More than the experiences, more than the places I have been able to explore, this year has given me the opportunity of personal growth. It has motivated me to work towards things that will only help me in the long run. It has taught me to keep negative people out of my life, and to only work towards things that truly make me happy.
But with any major experience, you leave and return home feeling like a new person. You arrive so excited to start new goals, and to show others just how much you have changed. You have new morals and new thoughts about life. But with that being said, you already know that after a couple weeks of returning home, you will slowly start to lose that newfound motivation, and your new ambitions will slowly start to disappear. A couple weeks after returning you will be sitting on your couch, while your dog stares back at you, wondering “where have you even been the past 10 months?” And then it’ll hit you. The words that are inevitably going to happen. Two little words that pack so much stress. A question that every one tries to escape. That being,
Of course, the last round of our term of service focuses around what we call, “Life After AmeriCorps.” But even all the planning that we each put in will not completely prepare you for being through straight back into reality. I may know that I am returning back to school once I return, but there will be a lot of adjusting to a life outside of the AmeriBubble. How do I continue to keep myself motivated for personal growth? How do I turn off my brain from thinking of the endless career options AmeriCorps has shown me? How do I continue to work towards one tangible goal I had set for myself throughout the year?
I guess the only way to answer these questions is to take a little bit of what I have learned this year. During the difficult times, the times I thought my day would never come to an end, the weeks that all of my plans were crushed, and the days where I felt like nothing good was ever going to happen during my term of service. I got so accustomed to the feeling that anything that made me happy this year, would just in turn be stripped away. But despite that all, I kept my head up, and continued on my path to personal growth. I continued to take things one day at a time, and I continued to not let negative emotions get the best of me.
I know when I return home in a month, I will miss the wonderful experiences and the wonderful friends I have made. I know I may feel scared and overwhelmed about returning to a normal life outside the bubble. But I feel confident in knowing that I have the tools and motivation to accomplish anything I put my mind too.
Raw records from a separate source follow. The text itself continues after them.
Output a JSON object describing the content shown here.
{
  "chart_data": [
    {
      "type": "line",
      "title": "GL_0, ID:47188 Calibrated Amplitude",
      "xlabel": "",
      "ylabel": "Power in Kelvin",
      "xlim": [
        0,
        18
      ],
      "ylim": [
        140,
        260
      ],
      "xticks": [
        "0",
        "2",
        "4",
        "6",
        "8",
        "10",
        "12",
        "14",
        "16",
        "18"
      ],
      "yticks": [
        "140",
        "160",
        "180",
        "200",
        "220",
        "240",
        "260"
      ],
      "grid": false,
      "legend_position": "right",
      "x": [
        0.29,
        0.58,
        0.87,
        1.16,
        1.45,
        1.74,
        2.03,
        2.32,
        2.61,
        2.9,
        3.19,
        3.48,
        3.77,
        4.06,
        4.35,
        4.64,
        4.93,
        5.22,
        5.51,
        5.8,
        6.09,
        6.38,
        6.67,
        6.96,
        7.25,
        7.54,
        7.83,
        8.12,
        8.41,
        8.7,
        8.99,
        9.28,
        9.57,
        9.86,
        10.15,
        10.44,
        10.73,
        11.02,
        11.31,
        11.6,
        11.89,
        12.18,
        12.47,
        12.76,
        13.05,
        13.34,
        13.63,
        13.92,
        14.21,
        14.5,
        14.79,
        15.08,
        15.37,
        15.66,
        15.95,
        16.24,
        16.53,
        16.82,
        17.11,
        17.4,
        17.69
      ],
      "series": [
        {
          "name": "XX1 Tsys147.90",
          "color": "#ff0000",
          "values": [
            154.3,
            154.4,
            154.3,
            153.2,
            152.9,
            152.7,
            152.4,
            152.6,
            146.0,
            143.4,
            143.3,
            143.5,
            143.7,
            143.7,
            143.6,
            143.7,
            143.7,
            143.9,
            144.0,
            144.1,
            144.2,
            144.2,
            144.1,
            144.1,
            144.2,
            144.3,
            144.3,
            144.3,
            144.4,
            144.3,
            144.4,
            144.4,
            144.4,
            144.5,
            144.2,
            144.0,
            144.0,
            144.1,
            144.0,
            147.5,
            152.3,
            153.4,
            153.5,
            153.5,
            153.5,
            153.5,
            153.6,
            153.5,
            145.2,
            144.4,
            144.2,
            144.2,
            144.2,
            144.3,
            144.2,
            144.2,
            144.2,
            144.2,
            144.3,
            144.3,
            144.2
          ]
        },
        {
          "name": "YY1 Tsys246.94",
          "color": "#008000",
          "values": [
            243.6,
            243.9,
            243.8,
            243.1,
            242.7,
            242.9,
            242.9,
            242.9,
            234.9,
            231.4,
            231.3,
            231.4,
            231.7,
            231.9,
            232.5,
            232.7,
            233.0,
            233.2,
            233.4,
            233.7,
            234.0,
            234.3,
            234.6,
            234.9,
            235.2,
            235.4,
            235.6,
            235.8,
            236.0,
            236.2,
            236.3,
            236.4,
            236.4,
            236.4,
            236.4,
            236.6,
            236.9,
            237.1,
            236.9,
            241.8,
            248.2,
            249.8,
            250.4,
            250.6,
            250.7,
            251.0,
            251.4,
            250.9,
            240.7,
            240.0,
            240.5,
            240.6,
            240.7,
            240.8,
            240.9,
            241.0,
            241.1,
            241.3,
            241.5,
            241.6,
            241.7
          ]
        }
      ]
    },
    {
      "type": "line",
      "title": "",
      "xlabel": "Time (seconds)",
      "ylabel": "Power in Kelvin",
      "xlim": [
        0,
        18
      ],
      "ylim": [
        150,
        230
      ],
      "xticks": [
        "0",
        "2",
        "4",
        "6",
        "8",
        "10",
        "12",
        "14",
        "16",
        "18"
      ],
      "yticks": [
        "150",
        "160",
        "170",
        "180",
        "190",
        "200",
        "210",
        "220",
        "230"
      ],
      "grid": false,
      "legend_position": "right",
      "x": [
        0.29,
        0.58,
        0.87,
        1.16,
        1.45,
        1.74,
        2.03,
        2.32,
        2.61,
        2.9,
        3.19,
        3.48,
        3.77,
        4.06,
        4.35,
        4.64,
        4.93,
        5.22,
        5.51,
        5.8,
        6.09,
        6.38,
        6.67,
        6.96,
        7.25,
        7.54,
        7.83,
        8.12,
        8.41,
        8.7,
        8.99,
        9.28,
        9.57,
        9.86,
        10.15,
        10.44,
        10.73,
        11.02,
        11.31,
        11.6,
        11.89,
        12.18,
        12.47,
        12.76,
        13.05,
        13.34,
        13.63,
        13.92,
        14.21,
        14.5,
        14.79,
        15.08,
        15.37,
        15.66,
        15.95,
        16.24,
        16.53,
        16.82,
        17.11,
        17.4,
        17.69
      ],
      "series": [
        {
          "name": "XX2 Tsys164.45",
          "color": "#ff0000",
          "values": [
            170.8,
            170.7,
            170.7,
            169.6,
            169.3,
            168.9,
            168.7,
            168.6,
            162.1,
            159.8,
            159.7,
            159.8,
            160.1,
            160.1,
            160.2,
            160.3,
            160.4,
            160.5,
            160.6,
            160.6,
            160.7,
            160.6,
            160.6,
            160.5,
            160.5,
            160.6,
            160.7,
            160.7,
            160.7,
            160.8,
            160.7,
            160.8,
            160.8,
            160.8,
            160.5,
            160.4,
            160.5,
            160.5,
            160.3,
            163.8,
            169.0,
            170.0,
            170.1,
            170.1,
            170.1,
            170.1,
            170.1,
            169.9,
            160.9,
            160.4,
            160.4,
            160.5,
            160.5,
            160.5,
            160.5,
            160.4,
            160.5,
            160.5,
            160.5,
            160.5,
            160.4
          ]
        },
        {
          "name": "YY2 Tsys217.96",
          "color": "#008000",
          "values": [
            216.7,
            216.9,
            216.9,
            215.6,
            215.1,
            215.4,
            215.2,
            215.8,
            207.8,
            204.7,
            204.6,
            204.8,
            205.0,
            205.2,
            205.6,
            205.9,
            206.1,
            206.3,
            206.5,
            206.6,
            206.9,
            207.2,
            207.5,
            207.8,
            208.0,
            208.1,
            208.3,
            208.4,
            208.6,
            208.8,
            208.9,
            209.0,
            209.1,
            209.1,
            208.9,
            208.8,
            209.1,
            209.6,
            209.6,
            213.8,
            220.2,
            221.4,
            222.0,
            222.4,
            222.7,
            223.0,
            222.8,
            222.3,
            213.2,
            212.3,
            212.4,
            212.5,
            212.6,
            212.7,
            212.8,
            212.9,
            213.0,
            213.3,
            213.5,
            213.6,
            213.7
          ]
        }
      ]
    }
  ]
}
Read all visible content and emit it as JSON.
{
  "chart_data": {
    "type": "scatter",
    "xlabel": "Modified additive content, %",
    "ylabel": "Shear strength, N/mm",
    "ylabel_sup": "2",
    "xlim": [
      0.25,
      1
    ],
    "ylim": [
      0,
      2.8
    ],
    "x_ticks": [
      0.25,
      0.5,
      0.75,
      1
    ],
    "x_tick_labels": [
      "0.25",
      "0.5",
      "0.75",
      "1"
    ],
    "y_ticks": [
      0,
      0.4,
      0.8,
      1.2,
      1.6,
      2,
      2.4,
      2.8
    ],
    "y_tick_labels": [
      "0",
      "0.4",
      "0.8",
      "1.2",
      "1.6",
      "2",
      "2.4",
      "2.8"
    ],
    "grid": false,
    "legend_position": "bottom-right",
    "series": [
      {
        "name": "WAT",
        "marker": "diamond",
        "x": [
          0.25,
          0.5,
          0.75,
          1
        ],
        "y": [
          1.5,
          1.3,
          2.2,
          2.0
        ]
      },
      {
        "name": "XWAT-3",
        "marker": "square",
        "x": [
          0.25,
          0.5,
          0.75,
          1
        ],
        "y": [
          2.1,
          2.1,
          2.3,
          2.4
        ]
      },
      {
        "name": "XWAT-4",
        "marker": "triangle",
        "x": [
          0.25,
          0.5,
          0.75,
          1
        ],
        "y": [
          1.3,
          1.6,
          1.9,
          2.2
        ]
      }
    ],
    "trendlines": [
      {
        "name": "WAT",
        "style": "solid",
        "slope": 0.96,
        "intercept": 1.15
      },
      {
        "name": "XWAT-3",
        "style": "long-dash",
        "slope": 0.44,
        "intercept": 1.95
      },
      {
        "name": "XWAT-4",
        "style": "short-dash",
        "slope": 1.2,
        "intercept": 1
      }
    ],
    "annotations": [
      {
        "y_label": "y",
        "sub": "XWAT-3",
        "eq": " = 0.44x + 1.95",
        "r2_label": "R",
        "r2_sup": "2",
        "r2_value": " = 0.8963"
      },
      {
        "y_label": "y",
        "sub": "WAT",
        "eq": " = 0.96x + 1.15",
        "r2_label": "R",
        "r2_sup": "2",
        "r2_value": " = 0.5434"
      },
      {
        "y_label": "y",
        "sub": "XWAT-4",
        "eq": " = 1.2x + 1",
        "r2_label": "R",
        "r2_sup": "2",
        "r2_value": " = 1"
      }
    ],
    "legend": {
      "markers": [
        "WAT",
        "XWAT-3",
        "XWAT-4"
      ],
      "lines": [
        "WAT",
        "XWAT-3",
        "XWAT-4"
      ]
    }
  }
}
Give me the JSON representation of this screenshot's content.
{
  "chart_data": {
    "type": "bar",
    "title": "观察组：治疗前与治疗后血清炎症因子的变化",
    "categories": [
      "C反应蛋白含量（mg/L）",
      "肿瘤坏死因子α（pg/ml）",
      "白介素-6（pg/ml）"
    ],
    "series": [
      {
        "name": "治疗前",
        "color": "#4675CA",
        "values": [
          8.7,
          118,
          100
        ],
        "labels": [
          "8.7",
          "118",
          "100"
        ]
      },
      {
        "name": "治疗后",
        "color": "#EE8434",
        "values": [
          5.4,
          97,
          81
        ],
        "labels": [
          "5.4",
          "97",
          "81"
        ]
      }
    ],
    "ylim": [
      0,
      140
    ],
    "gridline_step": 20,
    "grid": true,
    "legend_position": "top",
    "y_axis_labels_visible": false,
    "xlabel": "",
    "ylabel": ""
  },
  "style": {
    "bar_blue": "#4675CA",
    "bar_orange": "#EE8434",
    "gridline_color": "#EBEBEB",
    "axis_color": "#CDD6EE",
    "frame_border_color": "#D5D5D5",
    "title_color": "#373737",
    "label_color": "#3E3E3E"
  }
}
The main thing I focused on this year was the preparedness, response, and recovery of major natural disasters. I think this can be compared to how you handle life’s biggest obstacles. The end phrase is always recovery and a final sense of relief. It’s the feeling of when the storm dies out, and you may see the blue skies and rainbows. You may have to pick up a few dissembled pieces, but you know you can always piece them back together and start brand new.